The interesting point is thus that BofA has apparently engaged the “the half focusing on U.S. governmental matters”–homeland security/defence/intelligence/counterintelligence–for its damage control. It has hired what is essentially a white collar cousin of Blackwater’s, like Titan and CACI.
Remember what the Carlyle Group is, as well: a private equity firm with ties to the defense, oil, and global fincance sectors. To see how much that description encompasses, just glance at a list of current and former employees: David M. Moffett (CEO of Freddie Mac), Karl Otto Pöhl (President of the Bundesbank), Olivier Sarkozy (brother of the President of France), G. Allen Andreas (Chairman of the Archer Daniels Midland), Joaquin Avila (former managing director at Lehman Brothers), James Baker III, George H. W. Bush, George W. Bush, Frank C. Carlucci (former United States Secretary of Defense), Arthur Levitt (Chairman of the SEC), Mack McLarty (White House Chief of Staff to President Bill Clinton), John Major (ex British Prime Minister), Thaksin Shinawatra (ex Thai Prime Minister), and Norman Pearlstine (ex editor-in-chief of Time).

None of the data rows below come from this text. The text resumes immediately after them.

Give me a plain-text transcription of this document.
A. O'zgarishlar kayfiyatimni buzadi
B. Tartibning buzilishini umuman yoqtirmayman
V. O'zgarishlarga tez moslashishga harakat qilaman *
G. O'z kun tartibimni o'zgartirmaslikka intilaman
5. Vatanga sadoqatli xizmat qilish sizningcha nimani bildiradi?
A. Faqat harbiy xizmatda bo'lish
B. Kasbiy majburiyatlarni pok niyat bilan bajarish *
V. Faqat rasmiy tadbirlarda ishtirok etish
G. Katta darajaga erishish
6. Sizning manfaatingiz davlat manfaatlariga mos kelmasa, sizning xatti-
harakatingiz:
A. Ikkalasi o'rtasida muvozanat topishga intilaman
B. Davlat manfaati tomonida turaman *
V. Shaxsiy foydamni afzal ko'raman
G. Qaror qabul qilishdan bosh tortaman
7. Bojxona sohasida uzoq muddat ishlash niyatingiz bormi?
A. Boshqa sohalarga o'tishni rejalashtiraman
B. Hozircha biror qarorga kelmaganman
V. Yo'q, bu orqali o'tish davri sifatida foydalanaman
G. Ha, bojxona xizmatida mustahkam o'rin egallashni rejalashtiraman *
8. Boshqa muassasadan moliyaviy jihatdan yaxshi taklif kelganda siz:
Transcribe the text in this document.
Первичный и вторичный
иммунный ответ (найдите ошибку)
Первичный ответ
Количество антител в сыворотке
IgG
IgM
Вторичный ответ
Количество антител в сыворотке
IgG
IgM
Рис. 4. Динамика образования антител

The bottom line is that the possibility that WikiLeaks might have something on BofA is being treated as an all out assault on supranational, corporate oligarchy and the US Security State. To us and perhaps to Assange, it may look like WikiLeaks has some dirt on the banking scandals. But to Them, whatever WikiLeaks has or may have is being treated like a nuke in the hands of a NYC cab driver in a turban. We’ve seen a crack in the wall.